Results generated using Eq. 4 for different average apertures vs simulation results (surface A1). Legend: Geom – \( h_{G} \), Average – \( h_{A} \), Average_NNZ – \( h_{\varvec{A}} \) excluding zero apertures, Mech - \( h_{m} \).

3.3 Proppant Density

When using a relatively large dispersed solid to bridge surfaces and maintain an aperture, it is believed that the impact of the surface asperities and roughness play a much less dominant role. The roughness and shape distribution of the proppant could possibly become the focal point affecting resulting flow behavior, but these elements are controllable.
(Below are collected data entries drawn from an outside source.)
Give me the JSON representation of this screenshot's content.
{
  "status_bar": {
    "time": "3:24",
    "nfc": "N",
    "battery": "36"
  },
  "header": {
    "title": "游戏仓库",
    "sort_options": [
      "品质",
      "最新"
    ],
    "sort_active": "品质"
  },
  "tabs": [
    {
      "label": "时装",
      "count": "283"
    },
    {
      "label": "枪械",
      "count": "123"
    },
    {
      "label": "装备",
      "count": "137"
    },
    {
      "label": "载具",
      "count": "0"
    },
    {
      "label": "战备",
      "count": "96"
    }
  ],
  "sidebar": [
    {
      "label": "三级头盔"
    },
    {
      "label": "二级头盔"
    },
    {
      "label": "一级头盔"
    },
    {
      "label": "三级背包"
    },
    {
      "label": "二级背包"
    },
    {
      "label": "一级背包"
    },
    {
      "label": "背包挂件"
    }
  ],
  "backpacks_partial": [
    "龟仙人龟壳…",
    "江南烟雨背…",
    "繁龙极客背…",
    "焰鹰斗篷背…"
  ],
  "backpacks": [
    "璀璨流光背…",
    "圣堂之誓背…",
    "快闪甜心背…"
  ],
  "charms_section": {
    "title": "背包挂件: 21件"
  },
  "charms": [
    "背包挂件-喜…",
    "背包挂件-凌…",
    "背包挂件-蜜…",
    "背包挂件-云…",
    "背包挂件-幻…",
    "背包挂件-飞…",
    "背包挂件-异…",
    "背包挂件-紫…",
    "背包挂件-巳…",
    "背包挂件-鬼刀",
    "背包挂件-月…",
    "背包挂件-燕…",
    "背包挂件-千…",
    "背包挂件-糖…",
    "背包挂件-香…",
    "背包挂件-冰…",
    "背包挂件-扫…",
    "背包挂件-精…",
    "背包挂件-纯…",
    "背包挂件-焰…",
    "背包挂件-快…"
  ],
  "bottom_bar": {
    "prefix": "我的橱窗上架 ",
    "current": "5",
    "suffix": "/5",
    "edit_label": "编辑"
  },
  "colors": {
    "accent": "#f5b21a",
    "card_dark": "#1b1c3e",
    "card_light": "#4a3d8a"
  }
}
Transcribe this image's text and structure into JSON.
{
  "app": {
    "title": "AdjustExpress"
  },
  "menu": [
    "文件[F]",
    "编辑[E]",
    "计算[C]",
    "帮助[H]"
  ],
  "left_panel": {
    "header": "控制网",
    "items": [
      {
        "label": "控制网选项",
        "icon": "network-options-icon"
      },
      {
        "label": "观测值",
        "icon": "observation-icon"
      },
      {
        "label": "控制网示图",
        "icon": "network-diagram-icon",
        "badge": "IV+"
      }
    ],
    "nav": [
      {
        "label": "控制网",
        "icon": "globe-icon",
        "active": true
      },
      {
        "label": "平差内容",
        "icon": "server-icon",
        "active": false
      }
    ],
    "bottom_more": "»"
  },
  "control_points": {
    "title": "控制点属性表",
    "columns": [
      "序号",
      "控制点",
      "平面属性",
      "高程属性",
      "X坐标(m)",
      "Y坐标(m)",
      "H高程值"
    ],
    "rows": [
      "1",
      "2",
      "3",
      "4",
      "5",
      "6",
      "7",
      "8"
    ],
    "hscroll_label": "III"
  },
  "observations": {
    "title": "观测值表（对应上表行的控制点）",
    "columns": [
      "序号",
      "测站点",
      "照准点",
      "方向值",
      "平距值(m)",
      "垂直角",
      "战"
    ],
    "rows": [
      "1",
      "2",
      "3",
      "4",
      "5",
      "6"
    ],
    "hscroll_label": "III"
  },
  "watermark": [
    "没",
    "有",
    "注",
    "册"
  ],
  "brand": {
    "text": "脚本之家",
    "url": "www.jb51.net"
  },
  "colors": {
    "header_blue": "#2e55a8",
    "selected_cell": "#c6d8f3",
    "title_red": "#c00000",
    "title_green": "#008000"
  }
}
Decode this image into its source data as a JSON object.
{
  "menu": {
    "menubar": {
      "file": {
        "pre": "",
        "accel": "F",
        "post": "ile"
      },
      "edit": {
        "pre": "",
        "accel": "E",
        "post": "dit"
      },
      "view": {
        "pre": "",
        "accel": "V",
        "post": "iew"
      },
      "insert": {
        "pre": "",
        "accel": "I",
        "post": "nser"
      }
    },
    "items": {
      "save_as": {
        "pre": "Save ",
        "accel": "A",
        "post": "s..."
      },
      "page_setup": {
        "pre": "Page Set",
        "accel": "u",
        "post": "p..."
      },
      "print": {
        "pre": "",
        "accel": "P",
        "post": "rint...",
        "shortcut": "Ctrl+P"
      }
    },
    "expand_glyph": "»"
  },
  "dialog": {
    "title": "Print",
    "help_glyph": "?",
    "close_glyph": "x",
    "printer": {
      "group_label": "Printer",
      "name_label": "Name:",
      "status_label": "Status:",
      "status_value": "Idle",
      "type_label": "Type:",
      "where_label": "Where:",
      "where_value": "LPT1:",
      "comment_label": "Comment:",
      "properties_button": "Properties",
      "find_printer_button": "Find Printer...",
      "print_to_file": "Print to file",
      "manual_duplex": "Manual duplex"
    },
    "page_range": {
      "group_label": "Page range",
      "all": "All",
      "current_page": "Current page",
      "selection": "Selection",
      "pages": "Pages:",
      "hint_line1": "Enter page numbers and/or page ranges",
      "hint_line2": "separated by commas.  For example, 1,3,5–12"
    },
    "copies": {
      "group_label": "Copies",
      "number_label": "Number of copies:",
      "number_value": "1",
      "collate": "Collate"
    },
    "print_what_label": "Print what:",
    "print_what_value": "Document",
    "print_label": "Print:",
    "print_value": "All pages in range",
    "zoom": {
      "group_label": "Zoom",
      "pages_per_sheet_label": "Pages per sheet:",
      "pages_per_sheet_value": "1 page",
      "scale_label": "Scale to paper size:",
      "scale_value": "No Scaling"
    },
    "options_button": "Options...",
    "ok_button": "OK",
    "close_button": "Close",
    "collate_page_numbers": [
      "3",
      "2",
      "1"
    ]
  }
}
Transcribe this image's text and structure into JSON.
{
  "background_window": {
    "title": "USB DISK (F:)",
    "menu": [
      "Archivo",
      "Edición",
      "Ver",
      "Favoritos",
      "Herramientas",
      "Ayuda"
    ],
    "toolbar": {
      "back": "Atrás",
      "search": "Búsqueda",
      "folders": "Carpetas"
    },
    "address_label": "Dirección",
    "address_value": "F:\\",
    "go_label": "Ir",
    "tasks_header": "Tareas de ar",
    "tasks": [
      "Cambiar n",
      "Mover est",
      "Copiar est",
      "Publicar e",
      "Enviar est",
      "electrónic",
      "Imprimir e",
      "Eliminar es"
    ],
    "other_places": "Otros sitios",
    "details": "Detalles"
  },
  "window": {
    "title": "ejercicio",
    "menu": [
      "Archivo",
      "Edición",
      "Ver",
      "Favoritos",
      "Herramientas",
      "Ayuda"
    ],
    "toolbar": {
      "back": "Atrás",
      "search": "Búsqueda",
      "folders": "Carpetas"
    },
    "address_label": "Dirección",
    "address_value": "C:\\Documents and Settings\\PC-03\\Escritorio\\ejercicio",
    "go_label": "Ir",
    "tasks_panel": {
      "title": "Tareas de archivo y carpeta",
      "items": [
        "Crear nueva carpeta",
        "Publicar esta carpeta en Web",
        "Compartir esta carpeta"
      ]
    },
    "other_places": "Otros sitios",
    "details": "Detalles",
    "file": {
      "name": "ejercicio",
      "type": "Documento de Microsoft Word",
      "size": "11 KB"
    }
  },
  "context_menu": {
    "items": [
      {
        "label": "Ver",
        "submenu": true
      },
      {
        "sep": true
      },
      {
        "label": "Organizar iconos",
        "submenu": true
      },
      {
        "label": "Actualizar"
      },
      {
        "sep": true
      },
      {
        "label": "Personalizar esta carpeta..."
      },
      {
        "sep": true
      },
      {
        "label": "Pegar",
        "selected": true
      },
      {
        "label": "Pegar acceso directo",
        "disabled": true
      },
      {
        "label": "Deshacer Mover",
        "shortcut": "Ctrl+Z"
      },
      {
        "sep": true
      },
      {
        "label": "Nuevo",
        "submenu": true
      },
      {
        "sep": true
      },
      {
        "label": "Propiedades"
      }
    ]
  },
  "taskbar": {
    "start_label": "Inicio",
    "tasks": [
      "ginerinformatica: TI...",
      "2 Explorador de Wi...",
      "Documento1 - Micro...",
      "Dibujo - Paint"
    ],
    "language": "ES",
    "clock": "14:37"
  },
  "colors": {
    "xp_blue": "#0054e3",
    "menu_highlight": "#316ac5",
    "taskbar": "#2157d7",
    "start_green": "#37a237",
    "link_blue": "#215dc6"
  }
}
The preliminary work in this area, therefore, uses smooth parallel plates with variable concentration of proppant to examine first order effects. Starting with closed packing and monolayer filling, lower concentrations (f < 1) were obtained by random removal of spheres. The observed relation for concentration dependent permeability is displayed in Fig. 13 and captured by the curve fit

$$ k = 7.78 \times 10^{4} \,e^{ - 4.14f} $$

(16)

with a relatively high correlation coefficient (R² = 0.905). The scatter seen in this figure at low values of concentration is due to multiple placement patterns at each of these concentrations. While field efforts target placement of increasing proppant volume [22], LBM simulations clearly demonstrate the value in only partial coverage, provided proppant is delivered throughout the rock failure zone.

Fig. 13.

Permeability and proppant concentration relationship.

4 Conclusions

A procedure was assembled for systematic characterization of induced fractures, with regard to impact on fluid flow, and their re-assembly to create digital fractures of uniform aperture and those with aperture distributions created through shear displacement of one face. In both cases, the simple flow in a smooth slit model required empirical modification using phenomenological parameters related to either frictional drag or pathlength extension to successfully represent the pressure drop relationship to flow rate. Elemental work with propped fractures supplements flow characterization with size and concentration of artificially indicated the value in partial fracture filling in sustainable fracture conductivity (Fig. 14).

Fig. 14.

Velocity streamlines in full monolayer (top) and partial monolayer (bottom). Uniform flow through all channels in full monolayer while in partial monolayer flow mostly occurs through the biggest channel.

5 Future Work

It is highly desirable to extend this work to multiphase flow due to the known bimodal wettability in such rocks with organic and inorganic porosity. The rock matrix was treated as impermeable, though real systems actually feed the fracture. Additionally, the rock matrix can be treated as a system under stress and undergoing plastic flow, resulting in partial embedment and loss of permeability. The impact of fracture roughness in proppant studies was ignored and should be investigated, as well as characterization of shape, distribution, and surface roughness of proppant. A test matrix that includes all the major commercial shale plays would be advantageous, as the surface properties examined should be functions of brittleness, related to mineralogy and organic content.